MAPFRE reported the device theft to OCR 55 days later. (60-days is the maximum time frame for reporting and announcing PHI breaches). OCR then launched an investigation to ascertain whether any HIPAA Rules had been violated. This is standard protocol for all breaches of ePHI that impact more than 500 individuals.

As the investigation proceeded, OCR discovered not one but several HIPAA non-compliance issues.

Officials at OCR determined that MAPFRE showed a callous attitude towards data protection  by not putting necessary safeguards in place to prevent the theft. MAPFRE had-

  • Failed to conduct required risk and vulnerabilities assessments to test the “confidentiality, integrity, and availability” of the ePHI under their control,
  • Did not implement any appropriate security measures
  • Had neglected to implement required security awareness and training programs for their workers.

As per the corrective action plan, MAPFRE was expected to:

  • Conduct a risk analysis and implement a risk management plan
  • Implement process for evaluating environmental and operational changes
  • Review – and revise if necessary – its current Privacy and Security Rules policies and procedures
  • Distribute the policies and procedures and assess, update, and revise them as necessary
  • Give regular training to workforce members and certify they’ve received it

MAPFRE delayed implementation of corrective measures that it had told OCR it would undertake. So despite the submission of a breach report to OCR on August 5, 2011, MAPFRE Life did not start encrypting data on laptop computers and portable storage devices until September 1, 2014.

“Covered entities must not only make assessments to safeguard ePHI, they must act on those assessments as well,” OCR director Jocelyn Samuels said in a statement. “OCR works tirelessly and collaboratively with covered entities to set clear expectations and consequences.”

The resolution amount was decided upon after taking the financial position of MAPFRE into consideration as well as keeping in mind the number and severity of its HIPAA violations. Not only does OCR require payment of $2,204,182 as fines, MAPFRE is also expected to adopt a corrective action plan that addresses all areas of noncompliance.

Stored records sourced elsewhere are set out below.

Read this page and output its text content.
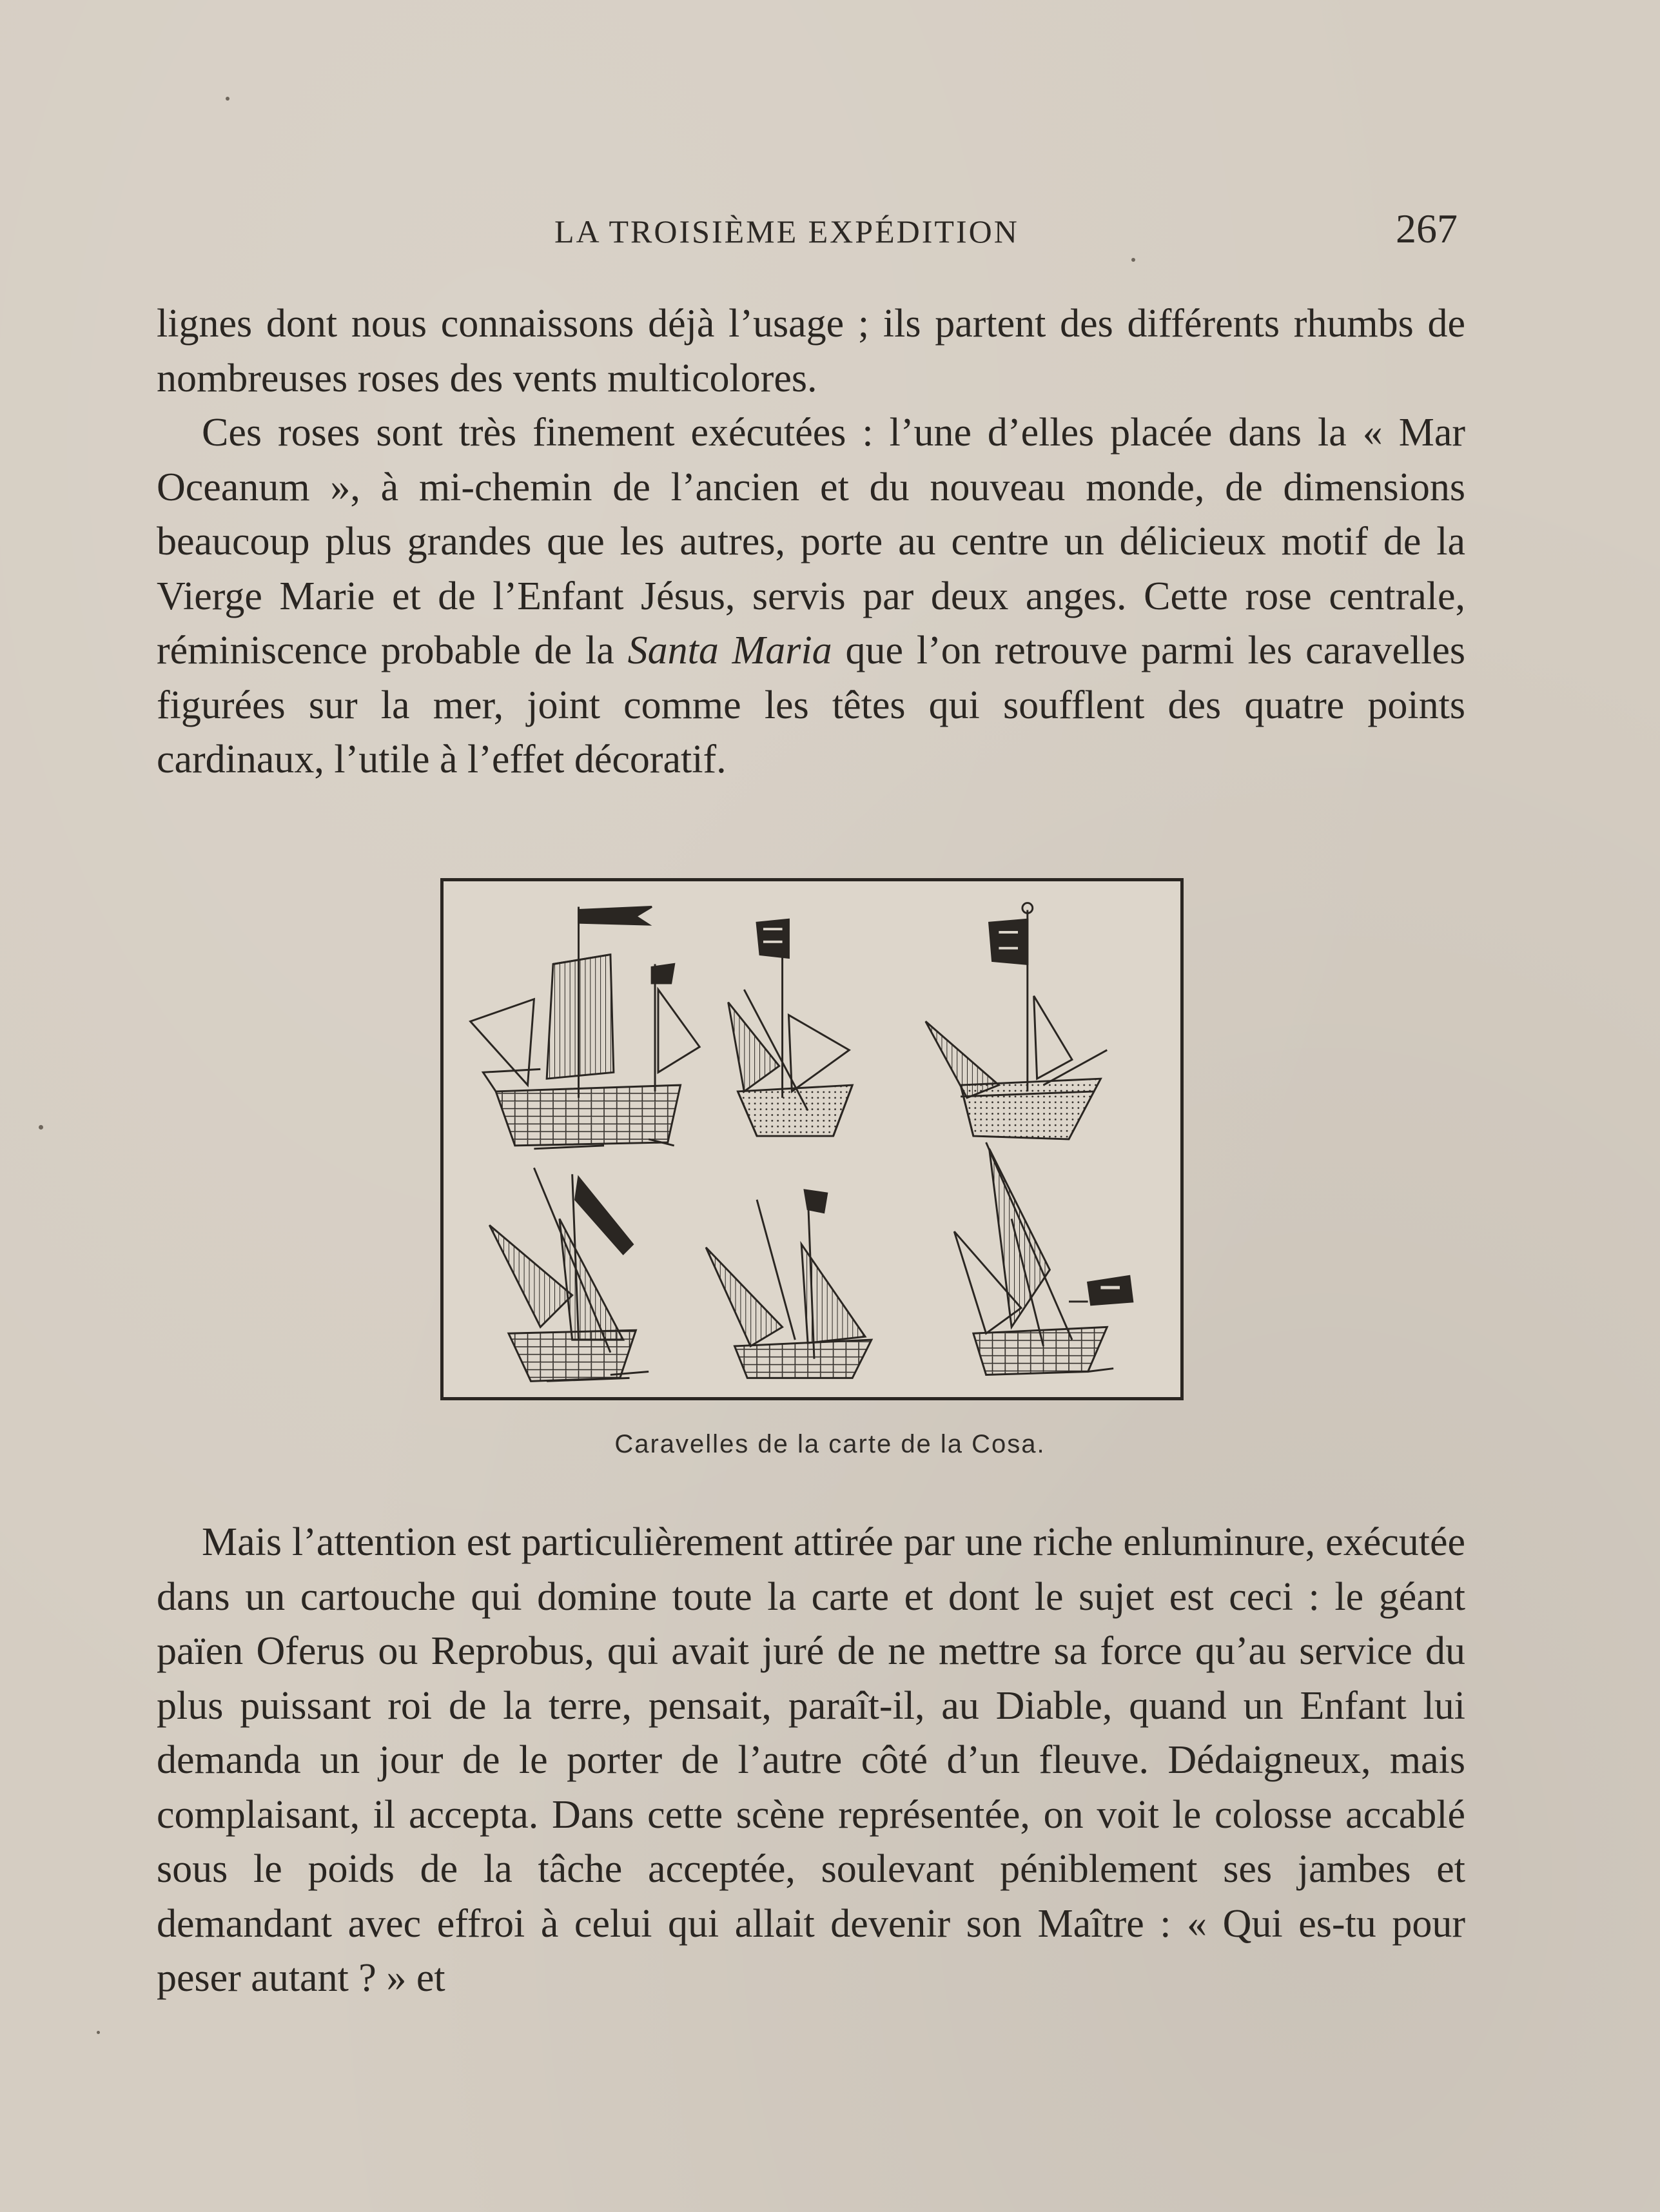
LA TROISIÈME EXPÉDITION	267

lignes dont nous connaissons déjà l’usage ; ils partent des différents rhumbs de nombreuses roses des vents multicolores.

Ces roses sont très finement exécutées : l’une d’elles placée dans la « Mar Oceanum », à mi-chemin de l’ancien et du nouveau monde, de dimensions beaucoup plus grandes que les autres, porte au centre un délicieux motif de la Vierge Marie et de l’Enfant Jésus, servis par deux anges. Cette rose centrale, réminiscence probable de la Santa Maria que l’on retrouve parmi les caravelles figurées sur la mer, joint comme les têtes qui soufflent des quatre points cardinaux, l’utile à l’effet décoratif.

Caravelles de la carte de la Cosa.

Mais l’attention est particulièrement attirée par une riche enluminure, exécutée dans un cartouche qui domine toute la carte et dont le sujet est ceci : le géant païen Oferus ou Reprobus, qui avait juré de ne mettre sa force qu’au service du plus puissant roi de la terre, pensait, paraît-il, au Diable, quand un Enfant lui demanda un jour de le porter de l’autre côté d’un fleuve. Dédaigneux, mais complaisant, il accepta. Dans cette scène représentée, on voit le colosse accablé sous le poids de la tâche acceptée, soulevant péniblement ses jambes et demandant avec effroi à celui qui allait devenir son Maître : « Qui es-tu pour peser autant ? » et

HHS states on its website, that “A covered entity must identify and analyze potential risks to e-PHI, and it must implement security measures that reduce risks and vulnerabilities to a reasonable and appropriate level.” It also says that “A covered entity must designate a security official who is responsible for developing and implementing its security policies and procedures.”

OCR has increased its enforcement of HIPAA Rules in recent years, with 2016 being a year when they made more settlements than in any other year to date. Last year alone a dozen healthcare organizations settled possible HIPAA violations with OCR. Earlier this year, Presence Health, a healthcare network serving residents of Illinois, agreed to pay OCR $475,000 due to an unnecessary delay in breach notification after the patients’ protected health information was exposed. OCR won’t be letting up on its aggressive enforcement pace of 2016 when it collected a record $23.5 million in HIPAA breach settlements, a steep rise up from $6.2 million in all of 2015.

There are some expensive lessons in these settlements that all HIPAA covered entities should pay heed to. Risk assessment and analysis can go a long way in keeping data secure. There should be a comprehensive risk management plan in place. In case of a breach, companies should make quick and accurate representations to OCR and should follow through on any commitments made to OCR.

Last but not the least, leaving unencrypted portable devices/drives is never a good idea and a humble USB pen drive can sometimes prove to be very very costly.